Придворный, у которого недостаточно громкое имя, должен прикрыть его более громким; если же оно таково, что его можно не стыдиться, он должен объяснять каждому встречному, что это самое прославленное из всех имен, а род его — самый древний из всех родов; ему следует считаться свойством с принцами Лотарингскими, Роганами, Шатильонами, Монморанси, а не то, пожалуй, и с принцами крови; рассуждать лишь о герцогах, кардиналах и министрах; приплетать к месту и не к месту своих предков с отцовской и материнской стороны, не забывая упомянуть об орифламме{74} и крестовых походах; украшать залы своего дома родословными древами, гербовыми щитами с шестнадцатью полями и портретами предков, а также их свойственников; хвастаться старинным замком, его башенками, зубцами и галереей с навесными бойницами; твердить при всяком удобном случае: «Мой род, моя ветвь, мое имя, мой греб»; объявлять, что такой-то не знатен, а такая-то — и вовсе не дворянка, и, услышав, что главный выигрыш в лотерее достался Гиацинту, осведомляться, благородного ли тот происхождения. Пусть кое-кто потешается над его нелепостями, пусть о нем рассказывают смешные истории, — он не станет этому препятствовать, по-прежнему будет настаивать, что дом его — второй по знатности после царствующего, и, непрерывно повторяя одно и то же, в конце концов добьется того, что ему поверят.
Только простак может надеяться завоевать расположение двора, не будучи дворянином и не умея прослыть таковым.

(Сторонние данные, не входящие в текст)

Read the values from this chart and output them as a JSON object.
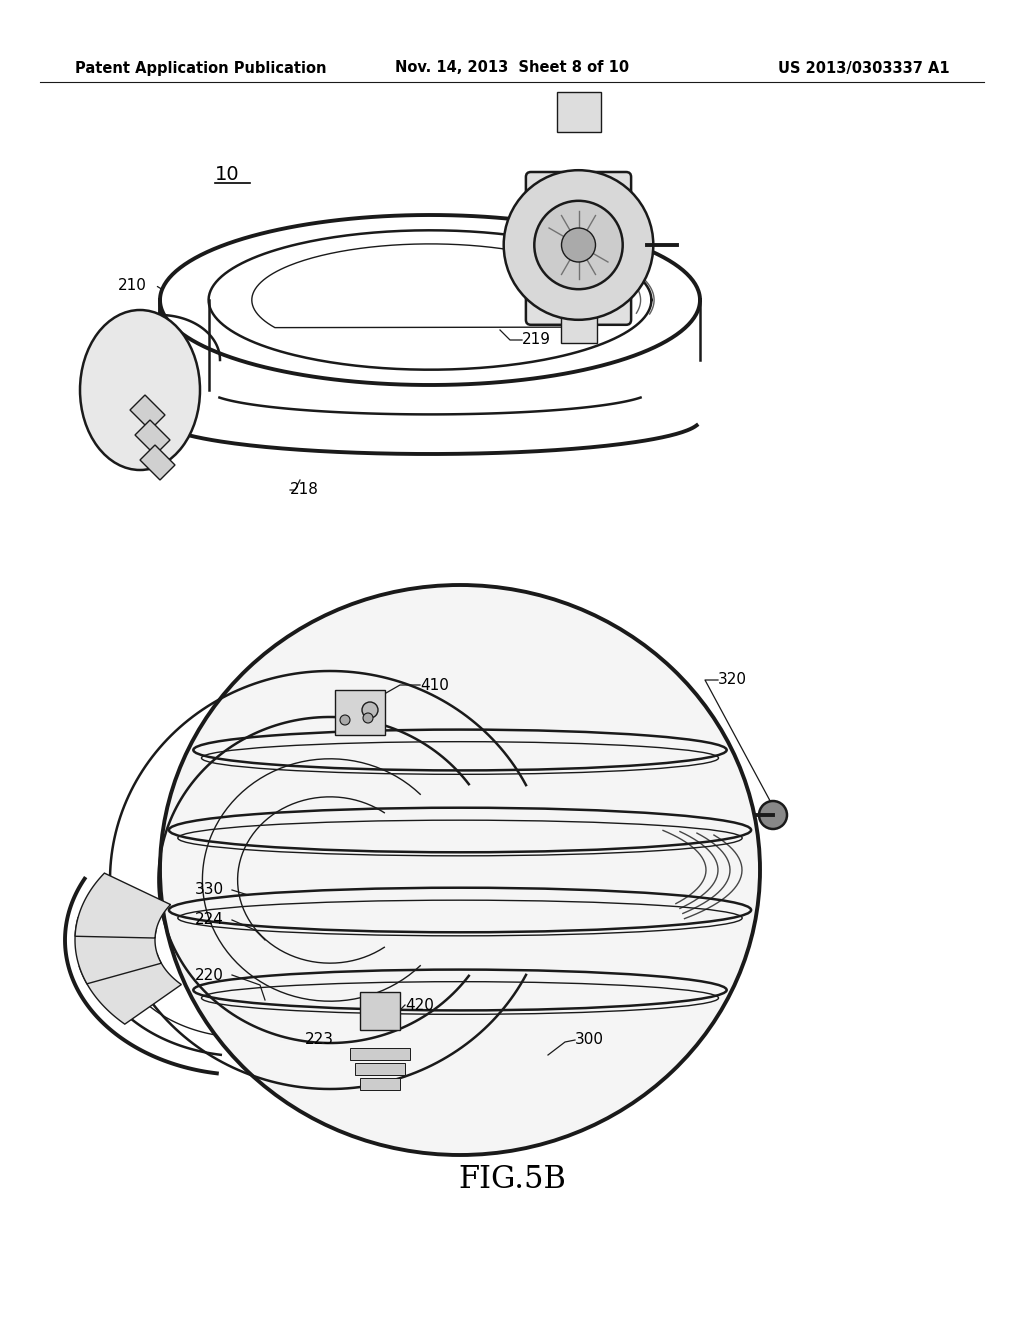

И ложась в постель, и вставая с нее, придворный печется только о собственной выгоде: мысль о ней не оставляет человека ни утром, ни вечером, ни днем, ни ночью; он руководствуется ею, думая, разговаривая, храня молчание, действуя; повинуясь ей, он раскланивается с одним, не замечает другого, превозносит третьего и хулит четвертого; по этой мерке он отмеряет свое внимание, услужливость, почтительность, равнодушие или презрение. Как бы далеко ни ушел он по стезе умеренности и мудрости, главной пружиной его поступков все равно остается честолюбие, увлекающее его к той же цели, что и самых жадных, неистовых в желаниях и тщеславных царедворцев. Разве можно пребывать в покое там, где все волнуется, все движется? Разве можно не бежать там, где все бегут? Всякий мнит, что он обязан добиваться удачи и стремиться к возвышению: человеку, которому это не удается, двор выносит окончательный приговор, объявляя, что ему, значит, нечего там делать. Что же лучше — удалиться от двора, так ничего и не достигнув, или оставаться там в тщетном ожидании наград и милостей? Вот вопрос столь щекотливый, сложный и затруднительный, что множество придворных успевает состариться, не ответив на него, и умирает, так и не разрешив своих сомнений.
Есть ли при дворе что-нибудь более презренное и недостойное, нежели человек, не способный помочь нашему возвышению? Не понимаю, как это он дерзает там показываться!
Кто далеко обогнал человека одних с собой лет и положения, вместе с которым в первый раз представлялся ко двору, и кто убежден при этом, что он достоин успеха и вправе смотреть на отставшего сверху вниз, тот, наверно, уже не помнит, что он думал до своего возвышения о себе и о тех, кто в ту пору был впереди него.
Вы нашли себе преданного друга, если, возвысившись, он не раззнакомился с вами.